Ia meragu, apakah mampu melewati hari demi hari, berjalan bersisian bersama kenangan? Apakah ia mampu melewatinya sendiri? Apakah ia tak pantas bahagia? Ah, kalau saja ia tahu akan begini, ia tak mau terlalu mencintai orang itu. Ia tak mau menyerahkan seluruh hatinya pada orang itu--yang katanya mencintainya.

Ia yang bodoh atau memang beginilah cinta? Di mana ketika kita mencintai seseorang, jangan pernah mencintainya separuh-separuh. Ataukah itu salah? Salah bila terlalu mencintai seseorang? Ah entahlah. Ia tak tahu. Kini, ia hanya merasa ia terlalu bodoh. Terlalu bodoh untuk mengendalikan perasaannya sendiri. Bila hanyut, ia biarkan dirinya hanyut. Sama sekali tak mempersiapkan hatinya untuk sebuah perpisahan, yang mana merupakan sebuah kepastian.
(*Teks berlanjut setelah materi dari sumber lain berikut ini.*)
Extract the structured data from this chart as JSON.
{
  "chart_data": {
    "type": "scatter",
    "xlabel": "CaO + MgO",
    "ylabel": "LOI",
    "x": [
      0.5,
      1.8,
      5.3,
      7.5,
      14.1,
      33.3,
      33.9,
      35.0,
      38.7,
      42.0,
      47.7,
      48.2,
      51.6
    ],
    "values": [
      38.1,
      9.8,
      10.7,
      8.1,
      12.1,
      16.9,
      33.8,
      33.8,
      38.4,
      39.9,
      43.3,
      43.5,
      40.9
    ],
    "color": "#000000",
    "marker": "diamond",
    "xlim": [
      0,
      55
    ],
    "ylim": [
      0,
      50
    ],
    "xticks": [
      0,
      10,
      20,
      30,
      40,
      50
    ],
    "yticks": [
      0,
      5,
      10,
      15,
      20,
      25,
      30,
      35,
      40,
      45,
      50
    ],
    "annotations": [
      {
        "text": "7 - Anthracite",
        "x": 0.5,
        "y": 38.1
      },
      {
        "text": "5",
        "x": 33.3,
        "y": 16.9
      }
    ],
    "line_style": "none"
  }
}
Kini, ia menyadari, perjalanannya masih panjang. Kini, ia merapal harap, hari demi hari, bahwa waktu segera berbaik hati untuk menjulurkan jari-jemarinya, satu demi satu mengambil kenangan yang membebani hatinya, yang kerapkali membuat rongga dadanya sesak, membuat ulu hatinya memerih, juga basah kedua matanya.

Ia pantas bahagia, bisiknya.
Ia pantas dicintai tanpa selalu dilukai, lagi ia berbisik.
Ia pantas untuk mengenang hari-hari yang telah lalu dalam kebersamaan, bukan kesendirian, lagi-lagi ia berbisik.

Dan, karena itulah, ia terus melangkah, kendati disadarinya tak akan mudah.